When I was finally officially diagnosed with Crohn’s Disease roughly eight years later, I had never heard the word “Crohn’s” before. I remember very clearly talking to one of my favorite nurses at the hospital where I worked and she told me, “Penny, I think you have Crohn’s Disease.” I also remember telling her, “That’s an ugly word. I don’t want that disease.” #vanity Within a few months I was having emergency surgery because my stomach had swollen completely shut. And during that surgery I received my official “Crohn’s Disease” stamp.
Who I Am
I am a 47 year old wife and mother to three amazing boys between 12 and 17 years old and 2 very spoiled dogs. I have one older sister and was raised in a wonderful loving home with zero family history of Crohn’s Disease. I have a strong faith and a solid Christian upbringing. I like to say I came from a long line of love {like the song ;)} via my grandparents and great grandparents all with 50+ years of marriage. {phew!}
 
I am also a registered and licensed Occupational Therapist. I have practiced in many settings with every age and diagnoses you can imagine. I worked in the Neonatal ICU with preemies, on the Trauma Team with traumatic brain injured young adults and adults after accidents, spinal cord injuries, orthopedics, stroke, cardiac care. I worked in Acute Care, In-Patient Rehab, Skilled Nursing facilities. I love my job and my patients. I am so fortunate to have a job that is so flexible and has allowed me to opportunity to change settings and populations when I have moved and entered different phases of life. I consider it a complete joy to share my challenges with my patients in order to encourage them or help them thru their most difficult times as well.
 
I am also a past pharmaceutical rep. Ironically, I peddled GI drugs to Internal Medicine and GI doctors, including my own at the time. I love the medical field. I love to research and understand how the body works. I have experienced and endured so much between caring for my patients, educating physicians regarding my drugs and living with Crohn’s Disease for 30 years. I have opinions, angles, suggestions, life experience, and I am a really good listener.
 
The Book
I think the idea of a book might be forthcoming in the future, but until then, I choose to blog in spurts.

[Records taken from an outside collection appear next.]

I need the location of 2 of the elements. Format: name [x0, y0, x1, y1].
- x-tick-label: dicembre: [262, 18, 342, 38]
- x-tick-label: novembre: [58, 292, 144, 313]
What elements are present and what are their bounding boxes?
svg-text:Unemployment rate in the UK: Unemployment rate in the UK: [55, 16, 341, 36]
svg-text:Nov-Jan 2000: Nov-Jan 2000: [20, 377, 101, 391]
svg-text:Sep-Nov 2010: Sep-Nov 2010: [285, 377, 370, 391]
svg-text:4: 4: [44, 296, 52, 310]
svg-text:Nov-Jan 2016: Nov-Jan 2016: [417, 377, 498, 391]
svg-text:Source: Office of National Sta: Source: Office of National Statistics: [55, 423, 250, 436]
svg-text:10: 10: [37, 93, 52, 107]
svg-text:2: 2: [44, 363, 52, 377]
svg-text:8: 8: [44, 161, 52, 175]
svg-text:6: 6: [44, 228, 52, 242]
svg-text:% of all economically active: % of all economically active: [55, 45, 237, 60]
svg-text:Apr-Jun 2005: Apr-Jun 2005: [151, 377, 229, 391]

There is nothing worse than a super long blog post that rambles on with no purpose. I think in bullets, so my aim here is to tell my story, one experience at a time. I kept a blog in the past mostly to document my personal health for my own purposes. That evolved into a health blog for others and, of course, “The Book”. So, if appropriate, I plan to cut and paste some posts from each of those here when they are relative. So, let’s do this!